O silêncio que se seguiu não era cômodo, era ativo. Djanira sentiu a verdade daquelas palavras ecoando no vazio que "Sol" havia deixado. Ela não estava se curando; estava desintoxicando.
Nesse momento, o Dr. Tavares entrou, acompanhado de um homem mais velho, vestindo um paletó de tweed e com um olhar sereno que parecia enxergar camadas.
"Djanira, Dona Marlene," cumprimentou o clínico. "Gostaria de lhes apresentar o Dr. Omar. Ele é homeopata unicista e integra nossa equipe de medicina integrativa. Pensei que sua abordagem poderia ser… interessante para o seu caso."
Dr. Omar cumprimentou-as com um aceno de cabeça e fitou Djanira. Seu olhar não era o de quem analisava uma doença, mas de quem observava uma totalidade em desequilíbrio.
"Homeopatia?" Djanira perguntou, fracamente. "Isso não é… placebo?"
O médico sorriu, sem ironia. "É uma pergunta comum. A homeopatia unicista não trata o sintoma, Djanira. Trata a desarmonia da força vital que permitiu que o sintoma se manifestasse. É como se a sua energia vital, para nos comunicar um profundo desequilíbrio, tivesse criado esta crise. Uma crise que é, no fundo, um grito por totalidade."

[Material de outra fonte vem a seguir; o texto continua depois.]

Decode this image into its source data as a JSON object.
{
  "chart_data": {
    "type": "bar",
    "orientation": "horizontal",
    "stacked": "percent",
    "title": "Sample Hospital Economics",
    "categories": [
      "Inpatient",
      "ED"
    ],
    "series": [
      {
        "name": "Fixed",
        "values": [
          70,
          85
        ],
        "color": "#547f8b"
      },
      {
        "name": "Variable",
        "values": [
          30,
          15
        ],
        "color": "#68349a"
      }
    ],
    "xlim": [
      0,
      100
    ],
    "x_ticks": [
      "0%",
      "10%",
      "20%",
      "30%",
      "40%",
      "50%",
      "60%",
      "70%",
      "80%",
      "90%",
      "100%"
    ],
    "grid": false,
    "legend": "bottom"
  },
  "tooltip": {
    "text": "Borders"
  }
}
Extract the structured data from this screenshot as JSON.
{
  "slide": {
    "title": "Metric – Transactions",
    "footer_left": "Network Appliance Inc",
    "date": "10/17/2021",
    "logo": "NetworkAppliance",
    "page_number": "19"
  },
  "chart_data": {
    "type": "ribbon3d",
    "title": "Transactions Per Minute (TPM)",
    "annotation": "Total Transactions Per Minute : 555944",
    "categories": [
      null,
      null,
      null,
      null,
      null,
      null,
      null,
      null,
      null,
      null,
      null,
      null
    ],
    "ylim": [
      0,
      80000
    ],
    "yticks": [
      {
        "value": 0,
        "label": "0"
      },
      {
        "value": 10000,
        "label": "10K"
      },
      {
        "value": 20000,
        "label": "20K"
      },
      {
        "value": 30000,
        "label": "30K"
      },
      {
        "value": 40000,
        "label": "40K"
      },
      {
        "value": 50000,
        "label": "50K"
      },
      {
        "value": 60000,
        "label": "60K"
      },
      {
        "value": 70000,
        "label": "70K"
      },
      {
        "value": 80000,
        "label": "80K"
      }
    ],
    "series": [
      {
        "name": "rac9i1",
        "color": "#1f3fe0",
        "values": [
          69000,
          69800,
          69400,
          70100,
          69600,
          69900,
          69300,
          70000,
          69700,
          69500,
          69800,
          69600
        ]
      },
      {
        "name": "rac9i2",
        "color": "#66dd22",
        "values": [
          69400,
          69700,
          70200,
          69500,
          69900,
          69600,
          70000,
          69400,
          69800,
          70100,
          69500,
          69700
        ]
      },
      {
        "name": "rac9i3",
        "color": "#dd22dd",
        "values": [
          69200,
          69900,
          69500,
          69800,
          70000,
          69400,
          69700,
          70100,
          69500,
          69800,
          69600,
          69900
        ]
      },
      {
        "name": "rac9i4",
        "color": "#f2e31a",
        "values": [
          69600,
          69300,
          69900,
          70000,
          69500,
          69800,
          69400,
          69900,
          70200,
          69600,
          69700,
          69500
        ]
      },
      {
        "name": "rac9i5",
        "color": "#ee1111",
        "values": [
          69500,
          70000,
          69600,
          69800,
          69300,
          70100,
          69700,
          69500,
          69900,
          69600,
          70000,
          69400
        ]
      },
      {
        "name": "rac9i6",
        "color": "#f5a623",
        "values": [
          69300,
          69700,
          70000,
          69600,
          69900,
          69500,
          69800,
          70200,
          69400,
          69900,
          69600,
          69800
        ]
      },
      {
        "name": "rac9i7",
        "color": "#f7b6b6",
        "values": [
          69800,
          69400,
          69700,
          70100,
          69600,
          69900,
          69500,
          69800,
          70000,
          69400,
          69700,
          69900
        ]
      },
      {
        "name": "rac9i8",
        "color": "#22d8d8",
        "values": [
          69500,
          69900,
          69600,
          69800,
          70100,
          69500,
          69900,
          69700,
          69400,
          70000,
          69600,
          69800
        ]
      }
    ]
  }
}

Ele fez uma pausa, seus olhos parecendo ler a história inscrita em seu cansaço.
"Pelo que o Dr. Tavares me contou e pelo que percebo, você passou anos vivendo como uma caricatura de si mesma. Uma persona excessivamente solar, expansiva, positiva. Na linguagem homeopática, você foi intoxicada por uma energia que imita a vida, mas não a sustenta. A cura, portanto, não virá de combater a doença com mais força. Virá de um remédio que espelhe essa mesma energia desequilibrada que você incorporou — uma dose mínima, dinamizada, para que seu sistema vital reconheça o padrão do desequilíbrio e, reconhecendo-o, possa finalmente se reorganizar e expulsá-lo."
Djanira ficou em silêncio, a metáfora ecoando fundo. A persona "Sol" não era o oposto da doença; era a própria doença numa fase anterior. A doença física era a materialização final do seu falso eu. A cura homeopática soava como um convite paradoxal: para se curar, ela teria que encarar a própria sombra que ela mesma havia criado.
"Dr. Omar, o senhor está me dizendo que a minha Sol é a doença que eu preciso combater?" - A voz de Djanira emitiu um agudo de inconformismo mesclado com penúria, uma fraqueza se evaporando da alma quebrantável.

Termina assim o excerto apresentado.